Molecular Biology | 2015
Takaki Hiwasa; Katsuro Iwase; Tomoki Suichi; Yutaro Hino; Risa Kimura; Natsuko Shinmen; Masaki Takiguchi
We have obtained some evidence that shows that the decorin gene is the target of p53 transactivation. Luciferase reporter plasmid, which contained the promoter region between positions -252 and -205, was activated by p53 dose- dependently up to 170-fold.

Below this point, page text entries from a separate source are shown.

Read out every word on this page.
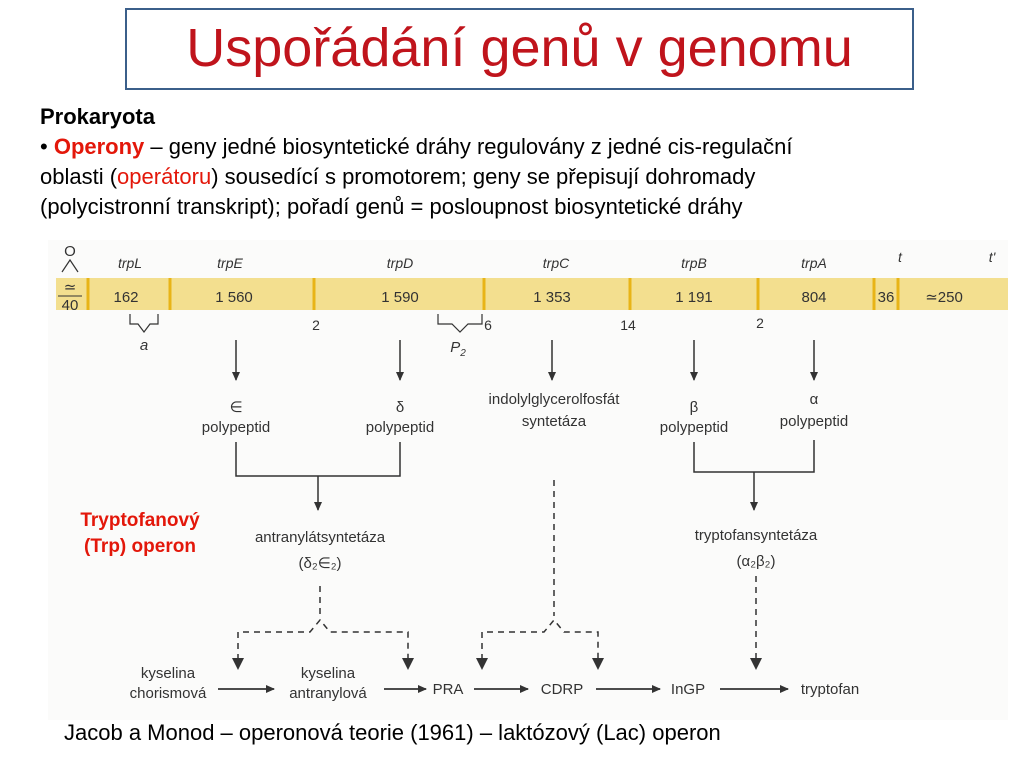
Uspořádání genů v genomu
Prokaryota
• Operony – geny jedné biosyntetické dráhy regulovány z jedné cis-regulační
oblasti (operátoru) sousedící s promotorem; geny se přepisují dohromady
(polycistronní transkript); pořadí genů = posloupnost biosyntetické dráhy
O
≃
40
trpL	trpE	trpD	trpC	trpB	trpA	t	t'
162	1 560	1 590	1 353	1 191	804	36 ≃250
2	6	14	2
a	$P_2$
∈
polypeptid
δ
polypeptid
indolylglycerolfosfát
syntetáza
β
polypeptid
α
polypeptid
antranylátsyntetáza
(δ₂∈₂)
tryptofansyntetáza
(α₂β₂)
kyselina
chorismová
kyselina
antranylová	PRA	CDRP	InGP	tryptofan
Tryptofanový
(Trp) operon
Jacob a Monod – operonová teorie (1961) – laktózový (Lac) operon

The promoter region involved a sequence, 5’-AGGCAAGTAG-3’, similar to p53-binding consensus sequence, 5’-PuPuPuC(A/T)(A/T)GPyPyPy-3’. Chromatin immunoprecipitation assay using p53 antibodies revealed that the region between -413 and -232 of the promoter of the decorin gene was co-precipitated with p53. p53- binding to this region was further demonstrated by electrophoretic mobility shift assay, in which the complex between decorin promoter DNA and proteins decreased by pretreatment with anti-p53 antibodies. The mRNA expression levels of decorin increased after treatment with p53-activating nutlin-3 greatly and with genotoxic reagent, adriamycin, to some extent. Consequently, decorin promoter is useful to evaluate the p53 transactivation ability.